Contracts on the S&P 500 rose. The blue-chip index headed for a 4% weekly gain as of Thursday’s close, which if maintained, would mark its largest since mid-March. The S&P 500 had fallen for the seven consecutive weeks prior in its longest losing streak since 2000. Dow and Nasdaq futures each also gained Friday.
Investors looked ahead to fresh economic data later in the morning, including the latest print on core personal consumption expenditures (PCE) — the Federal Reserve’s preferred gauge of underlying inflation. The report is expected to show inflationary pressures retreated only modestly in April compared to March, echoing results from the still-elevated Consumer Price Index and Producer Price Index released from earlier this month. Separate data later this morning on personal income and spending are also expected to show still-solid wage gains and consumption trends across the U.S. economy.
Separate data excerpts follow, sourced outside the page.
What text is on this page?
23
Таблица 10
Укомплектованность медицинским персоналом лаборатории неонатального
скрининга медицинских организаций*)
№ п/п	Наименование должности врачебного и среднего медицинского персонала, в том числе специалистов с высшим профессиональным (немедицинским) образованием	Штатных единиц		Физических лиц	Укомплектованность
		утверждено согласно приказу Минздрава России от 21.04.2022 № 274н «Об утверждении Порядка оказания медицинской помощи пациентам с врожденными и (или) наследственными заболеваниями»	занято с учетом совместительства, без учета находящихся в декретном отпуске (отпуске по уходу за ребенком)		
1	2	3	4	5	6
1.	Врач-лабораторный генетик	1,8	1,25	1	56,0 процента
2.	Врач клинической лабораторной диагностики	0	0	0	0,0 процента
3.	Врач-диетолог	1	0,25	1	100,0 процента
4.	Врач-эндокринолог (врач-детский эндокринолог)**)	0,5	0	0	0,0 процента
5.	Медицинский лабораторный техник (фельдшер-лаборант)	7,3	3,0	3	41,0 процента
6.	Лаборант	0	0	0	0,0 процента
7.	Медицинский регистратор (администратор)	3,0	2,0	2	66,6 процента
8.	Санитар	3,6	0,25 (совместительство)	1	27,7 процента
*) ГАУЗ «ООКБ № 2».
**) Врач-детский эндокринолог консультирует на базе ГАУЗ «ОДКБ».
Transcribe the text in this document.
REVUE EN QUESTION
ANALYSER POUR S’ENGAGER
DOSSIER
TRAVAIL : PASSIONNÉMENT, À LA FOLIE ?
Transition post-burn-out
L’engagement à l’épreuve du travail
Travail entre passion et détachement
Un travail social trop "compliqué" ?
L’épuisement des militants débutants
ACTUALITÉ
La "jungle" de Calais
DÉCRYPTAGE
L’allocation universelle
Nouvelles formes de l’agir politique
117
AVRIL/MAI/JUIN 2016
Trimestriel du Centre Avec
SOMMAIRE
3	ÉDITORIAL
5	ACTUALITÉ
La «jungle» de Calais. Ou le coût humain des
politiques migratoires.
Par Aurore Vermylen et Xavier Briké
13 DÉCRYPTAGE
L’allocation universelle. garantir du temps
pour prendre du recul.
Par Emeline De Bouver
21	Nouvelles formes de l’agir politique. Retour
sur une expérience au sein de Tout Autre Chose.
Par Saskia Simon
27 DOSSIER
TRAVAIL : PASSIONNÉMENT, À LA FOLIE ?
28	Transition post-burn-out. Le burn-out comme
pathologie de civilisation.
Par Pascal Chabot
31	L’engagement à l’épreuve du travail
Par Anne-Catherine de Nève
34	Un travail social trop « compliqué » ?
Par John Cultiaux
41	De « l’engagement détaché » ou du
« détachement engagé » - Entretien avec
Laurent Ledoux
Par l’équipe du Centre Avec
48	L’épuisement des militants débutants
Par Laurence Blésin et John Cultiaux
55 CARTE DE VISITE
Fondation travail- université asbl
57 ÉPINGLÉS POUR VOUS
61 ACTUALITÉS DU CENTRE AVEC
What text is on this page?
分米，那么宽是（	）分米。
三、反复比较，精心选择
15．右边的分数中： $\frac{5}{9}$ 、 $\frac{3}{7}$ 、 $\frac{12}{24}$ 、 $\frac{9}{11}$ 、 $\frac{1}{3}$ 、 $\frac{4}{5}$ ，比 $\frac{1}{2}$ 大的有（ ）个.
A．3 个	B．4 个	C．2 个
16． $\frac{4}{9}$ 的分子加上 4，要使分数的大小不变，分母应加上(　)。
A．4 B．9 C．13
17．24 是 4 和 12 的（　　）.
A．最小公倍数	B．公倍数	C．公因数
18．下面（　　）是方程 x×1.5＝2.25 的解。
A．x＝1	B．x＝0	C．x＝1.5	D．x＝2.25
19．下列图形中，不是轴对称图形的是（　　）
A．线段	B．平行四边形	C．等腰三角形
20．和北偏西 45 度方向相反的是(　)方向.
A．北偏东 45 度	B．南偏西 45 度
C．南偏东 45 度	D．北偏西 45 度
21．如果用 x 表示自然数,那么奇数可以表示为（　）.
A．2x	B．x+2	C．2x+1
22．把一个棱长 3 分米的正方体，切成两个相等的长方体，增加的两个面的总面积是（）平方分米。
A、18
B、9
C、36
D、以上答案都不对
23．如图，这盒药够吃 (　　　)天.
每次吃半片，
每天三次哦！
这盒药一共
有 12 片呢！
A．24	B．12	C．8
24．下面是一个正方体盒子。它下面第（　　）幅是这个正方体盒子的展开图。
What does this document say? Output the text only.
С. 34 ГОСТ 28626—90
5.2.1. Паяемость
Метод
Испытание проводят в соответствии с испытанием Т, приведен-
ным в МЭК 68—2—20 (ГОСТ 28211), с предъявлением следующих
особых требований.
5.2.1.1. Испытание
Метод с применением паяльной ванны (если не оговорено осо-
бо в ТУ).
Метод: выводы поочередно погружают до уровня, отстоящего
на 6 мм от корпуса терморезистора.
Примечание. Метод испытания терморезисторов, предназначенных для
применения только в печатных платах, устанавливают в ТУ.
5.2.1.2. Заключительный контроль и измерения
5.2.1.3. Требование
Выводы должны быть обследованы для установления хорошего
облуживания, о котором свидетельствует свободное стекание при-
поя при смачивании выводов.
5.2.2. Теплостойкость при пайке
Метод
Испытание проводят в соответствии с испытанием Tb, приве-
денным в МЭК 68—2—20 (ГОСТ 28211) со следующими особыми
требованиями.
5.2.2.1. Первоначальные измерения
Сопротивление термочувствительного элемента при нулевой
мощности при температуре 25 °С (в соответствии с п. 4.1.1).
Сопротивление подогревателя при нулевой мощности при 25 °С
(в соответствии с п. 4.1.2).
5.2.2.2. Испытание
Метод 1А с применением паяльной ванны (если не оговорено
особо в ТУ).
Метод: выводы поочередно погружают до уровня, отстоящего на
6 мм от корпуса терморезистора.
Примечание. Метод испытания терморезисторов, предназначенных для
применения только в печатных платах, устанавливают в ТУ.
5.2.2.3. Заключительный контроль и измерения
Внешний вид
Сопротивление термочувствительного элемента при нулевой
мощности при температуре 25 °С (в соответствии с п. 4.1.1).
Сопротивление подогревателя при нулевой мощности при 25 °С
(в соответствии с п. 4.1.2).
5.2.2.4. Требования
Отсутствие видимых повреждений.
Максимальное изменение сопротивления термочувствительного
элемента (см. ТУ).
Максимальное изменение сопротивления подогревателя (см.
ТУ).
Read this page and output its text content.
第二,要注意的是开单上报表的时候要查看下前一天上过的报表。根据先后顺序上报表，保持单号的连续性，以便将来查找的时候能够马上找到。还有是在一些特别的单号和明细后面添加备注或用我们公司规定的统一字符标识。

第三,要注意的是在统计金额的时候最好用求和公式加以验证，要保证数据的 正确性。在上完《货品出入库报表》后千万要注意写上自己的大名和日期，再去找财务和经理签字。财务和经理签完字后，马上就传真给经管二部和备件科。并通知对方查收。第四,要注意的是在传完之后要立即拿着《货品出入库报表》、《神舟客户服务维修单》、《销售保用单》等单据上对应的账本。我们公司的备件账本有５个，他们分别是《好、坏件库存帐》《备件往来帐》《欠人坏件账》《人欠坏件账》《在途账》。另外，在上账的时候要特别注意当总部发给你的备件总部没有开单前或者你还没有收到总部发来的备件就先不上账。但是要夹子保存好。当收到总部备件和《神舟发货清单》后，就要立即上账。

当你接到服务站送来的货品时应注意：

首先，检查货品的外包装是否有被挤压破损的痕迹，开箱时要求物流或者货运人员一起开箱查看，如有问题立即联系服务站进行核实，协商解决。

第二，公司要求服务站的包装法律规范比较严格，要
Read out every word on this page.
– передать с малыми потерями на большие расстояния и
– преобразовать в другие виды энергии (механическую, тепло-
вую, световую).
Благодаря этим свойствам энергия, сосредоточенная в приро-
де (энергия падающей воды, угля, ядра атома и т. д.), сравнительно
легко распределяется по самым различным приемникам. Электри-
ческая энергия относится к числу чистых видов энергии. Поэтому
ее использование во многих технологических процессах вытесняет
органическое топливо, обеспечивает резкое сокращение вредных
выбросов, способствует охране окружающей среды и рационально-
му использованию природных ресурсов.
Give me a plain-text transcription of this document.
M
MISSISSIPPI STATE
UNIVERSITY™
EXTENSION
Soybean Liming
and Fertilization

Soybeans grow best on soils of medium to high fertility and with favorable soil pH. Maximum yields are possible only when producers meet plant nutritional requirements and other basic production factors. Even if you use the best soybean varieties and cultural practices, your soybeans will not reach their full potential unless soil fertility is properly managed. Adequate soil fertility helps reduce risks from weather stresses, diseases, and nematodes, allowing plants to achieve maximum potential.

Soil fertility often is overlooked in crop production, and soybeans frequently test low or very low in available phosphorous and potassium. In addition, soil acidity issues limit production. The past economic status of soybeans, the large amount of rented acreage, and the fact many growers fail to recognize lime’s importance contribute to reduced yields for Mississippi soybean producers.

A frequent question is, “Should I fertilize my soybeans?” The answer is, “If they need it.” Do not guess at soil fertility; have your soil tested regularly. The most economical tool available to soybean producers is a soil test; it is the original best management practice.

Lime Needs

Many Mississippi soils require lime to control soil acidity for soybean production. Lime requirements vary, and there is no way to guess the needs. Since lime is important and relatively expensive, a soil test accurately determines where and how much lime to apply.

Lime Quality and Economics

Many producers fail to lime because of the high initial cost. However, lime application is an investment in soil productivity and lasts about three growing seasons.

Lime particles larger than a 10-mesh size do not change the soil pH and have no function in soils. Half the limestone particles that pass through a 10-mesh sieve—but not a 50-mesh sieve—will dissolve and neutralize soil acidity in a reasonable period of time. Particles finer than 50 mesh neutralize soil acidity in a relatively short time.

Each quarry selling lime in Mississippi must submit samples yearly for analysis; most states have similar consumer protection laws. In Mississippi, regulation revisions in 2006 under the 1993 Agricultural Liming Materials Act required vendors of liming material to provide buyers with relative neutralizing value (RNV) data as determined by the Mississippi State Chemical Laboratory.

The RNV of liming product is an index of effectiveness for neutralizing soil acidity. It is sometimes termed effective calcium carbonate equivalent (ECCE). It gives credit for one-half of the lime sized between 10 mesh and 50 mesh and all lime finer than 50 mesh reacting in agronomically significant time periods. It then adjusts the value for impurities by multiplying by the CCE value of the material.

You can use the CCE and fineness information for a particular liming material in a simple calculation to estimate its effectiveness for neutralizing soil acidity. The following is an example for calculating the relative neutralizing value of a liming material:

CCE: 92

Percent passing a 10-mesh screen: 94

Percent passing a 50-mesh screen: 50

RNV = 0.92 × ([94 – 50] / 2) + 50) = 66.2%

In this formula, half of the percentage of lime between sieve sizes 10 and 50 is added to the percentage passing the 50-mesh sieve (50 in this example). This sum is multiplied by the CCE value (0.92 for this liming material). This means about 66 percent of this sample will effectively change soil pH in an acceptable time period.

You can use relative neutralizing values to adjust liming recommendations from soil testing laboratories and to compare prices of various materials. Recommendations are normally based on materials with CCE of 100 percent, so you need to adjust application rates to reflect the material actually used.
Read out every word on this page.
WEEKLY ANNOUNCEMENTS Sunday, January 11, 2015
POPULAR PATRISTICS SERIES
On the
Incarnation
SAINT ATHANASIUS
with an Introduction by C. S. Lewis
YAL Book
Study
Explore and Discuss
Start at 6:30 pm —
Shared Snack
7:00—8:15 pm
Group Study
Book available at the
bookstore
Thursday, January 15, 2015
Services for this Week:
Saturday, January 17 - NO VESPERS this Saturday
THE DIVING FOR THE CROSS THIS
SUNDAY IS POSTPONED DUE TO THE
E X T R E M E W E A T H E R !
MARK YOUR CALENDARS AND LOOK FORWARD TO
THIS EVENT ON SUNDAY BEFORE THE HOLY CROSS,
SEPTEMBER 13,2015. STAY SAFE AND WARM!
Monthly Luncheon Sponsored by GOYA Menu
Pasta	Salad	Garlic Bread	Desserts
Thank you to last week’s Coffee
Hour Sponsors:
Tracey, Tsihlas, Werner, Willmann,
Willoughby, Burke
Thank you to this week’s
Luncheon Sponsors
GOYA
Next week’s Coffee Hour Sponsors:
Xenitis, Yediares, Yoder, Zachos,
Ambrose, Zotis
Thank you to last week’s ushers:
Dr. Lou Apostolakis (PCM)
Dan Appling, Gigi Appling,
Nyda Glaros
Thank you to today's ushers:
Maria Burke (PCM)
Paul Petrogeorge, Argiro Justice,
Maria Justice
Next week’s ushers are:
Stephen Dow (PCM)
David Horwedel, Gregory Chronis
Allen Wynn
Over the past several sessions, investors have weighed favorably the most recent batch of quarterly results and guidance from retailers like Macy’s (M), Nordstrom (JWN), Dollar General (DG) and Dollar Tree (DLTR). These companies largely exceeded Wall Street’s estimates, helping assuage concerns that the profit pressures reported recently by Walmart (WMT), Target (TGT) and Kohl’s (KSS) were reverberating equally across all consumer-facing firms. And outside of retail, airlines including JetBlue (JBLU) and Southwest (LUV) raised their sales guidance for the current quarter, suggesting demand remained strong for discretionary travel.
“Overall the U.S. consumer still remains in great shape. They came into these price hikes, this inflation, with cushion on their balance sheet. Certainly employment is high, so the overall U.S. consumer remains in a very strong place,” Brent Schutte, chief investment officer at Northwestern Mutual Wealth Management, told Yahoo Finance Live.
“The big fear was that inflation was going to continue to run away and cause the Fed to have to tighten the U.S. economy into a recession,” he added. “I think we’re all starting to gradually wake up to the reality that goods spending … was pulled forward. Inventories have been rebuilt, and goods spending has caused the inflation that you’re seeing. That’s going to roll over as people move over to service sector spending.”
“And so it may feel like a recession in some parts of the economy, but other parts of the economy are going to do well,” Schutte said. “Inflation is going to fall, and the Fed is going to go a bit easier.”
However, other strategists cast doubt on the staying power of gains seen in the market so far this week, especially as inflation has shown few meaningful signs of coming down in a substantial way to date.
“This is nothing more than a bear bounce in our opinion. When you look at these bounces we’ve had, they’ve been on very light volume, there’s not a lot of conviction,” Eddie Ghabour, co-founder and managing partner of Key Advisors Group, told Yahoo Finance Live. “The data that we’re getting now that’s been causing this sell-off, remember, is first-quarter data. The data coming in the second quarter is going to be worse than the first quarter. And we’re not going to get that news until July … So I think we’re going to have a very treacherous market in the next few months.”